Catalina Barroso-Luque
Catalina Barroso-Luque is the current recipient of our MFA Graduate Fellowship. Catalina started her Fellowship in November 2016.
Catalina’s practice focuses on the relation between sense experience and inter-personal relationships. She is interested in how physical interactions, whether material or spatial, can function as a foil for a relationship to others. This takes form within the making and sharing of objects as much as via the relocation of the art object, and the material gestures that make it into writing. The interdependence between perception and the psyche is also played out within installations. These establish a corporeal and spatial correspondence between the viewer and the artwork, where the viewer is kept within a voyeuristic position. Flirtation is often used as a strategy aimed at playing with expectation, disillusion and futility in the aim of opening up sites of psychological and social indeterminacy.
Catalina Barroso-Luque is a Mexican artist based in Glasgow. She received her MFA from the Glasgow School of Art in 2016 and her BA (Hons) in Fine Art from Central St. Martins College of Art & Design in 2012. Her work has been included in various exhibitions in the United States, Mexico, and the UK. Prior to her move to Glasgow, Catalina was the 2013-14 Artist in Residence Fellow at Artspace New Haven, Connecticut (USA).
The 2016 selection panel for the award were Ainslie Roddick, Curator, Centre for Contemporary Art, Glasgow; Catriona Duffy, Panel (independent curatorial practice); Alex Impey – Artist and previous GSS Graduate Fellow (2011); Rosie O’Grady – Programme Coordinator (Maternity Cover), Glasgow Sculpture Studios, and Agne Sabaliauskaite, Programme Assistant, Glasgow Sculpture Studios.

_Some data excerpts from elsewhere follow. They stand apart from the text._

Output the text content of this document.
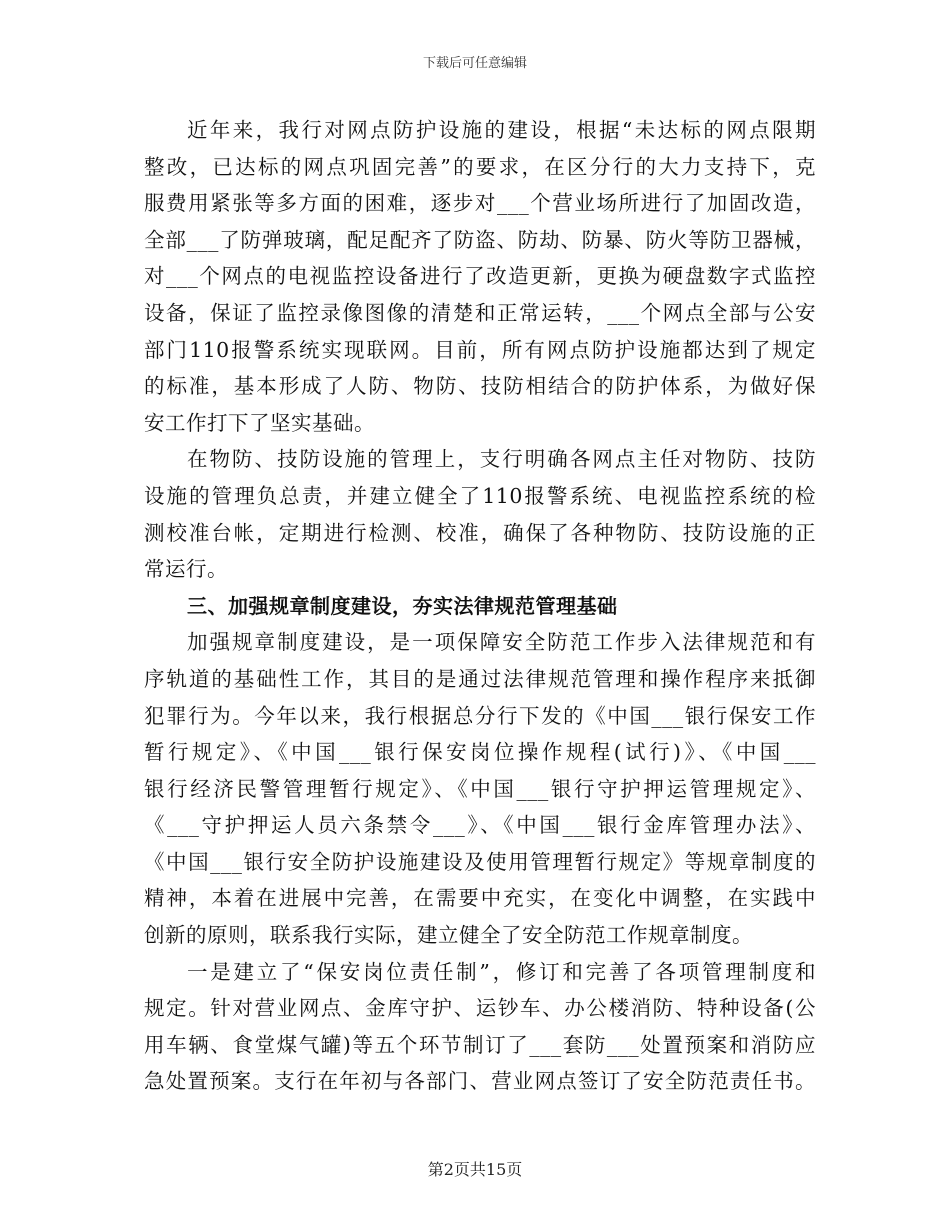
下载后可任意编辑
近年来，我行对网点防护设施的建设，根据“未达标的网点限期
整改，已达标的网点巩固完善”的要求，在区分行的大力支持下，克
服费用紧张等多方面的困难，逐步对___个营业场所进行了加固改造，
全部___了防弹玻璃，配足配齐了防盗、防劫、防暴、防火等防卫器械，
对___个网点的电视监控设备进行了改造更新，更换为硬盘数字式监控
设备，保证了监控录像图像的清楚和正常运转，___个网点全部与公安
部门110报警系统实现联网。目前，所有网点防护设施都达到了规定
的标准，基本形成了人防、物防、技防相结合的防护体系，为做好保
安工作打下了坚实基础。
在物防、技防设施的管理上，支行明确各网点主任对物防、技防
设施的管理负总责，并建立健全了110报警系统、电视监控系统的检
测校准台帐，定期进行检测、校准，确保了各种物防、技防设施的正
常运行。
三、加强规章制度建设，夯实法律规范管理基础
加强规章制度建设，是一项保障安全防范工作步入法律规范和有
序轨道的基础性工作，其目的是通过法律规范管理和操作程序来抵御
犯罪行为。今年以来，我行根据总分行下发的《中国___银行保安工作
暂行规定》、《中国___银行保安岗位操作规程(试行)》、《中国___
银行经济民警管理暂行规定》、《中国___银行守护押运管理规定》、
《___守护押运人员六条禁令___》、《中国___银行金库管理办法》、
《中国___银行安全防护设施建设及使用管理暂行规定》等规章制度的
精神，本着在进展中完善，在需要中充实，在变化中调整，在实践中
创新的原则，联系我行实际，建立健全了安全防范工作规章制度。
一是建立了“保安岗位责任制”，修订和完善了各项管理制度和
规定。针对营业网点、金库守护、运钞车、办公楼消防、特种设备(公
用车辆、食堂煤气罐)等五个环节制订了___套防___处置预案和消防应
急处置预案。支行在年初与各部门、营业网点签订了安全防范责任书。
第2页共15页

_______________________________________________________________
After a year-long residency at the Glasgow Sculpture Studios, Catalina has presented A Loving Aneurysm, a performance at Glasgow Woman’s Library, eeeeeeeeeeeeeeeeeeeeeeeeeee, a narrative sound installation at The Pipe Factory, Glasgow and Dry Rotting Bodies, solo exhibition at Civic Room, Glasgow.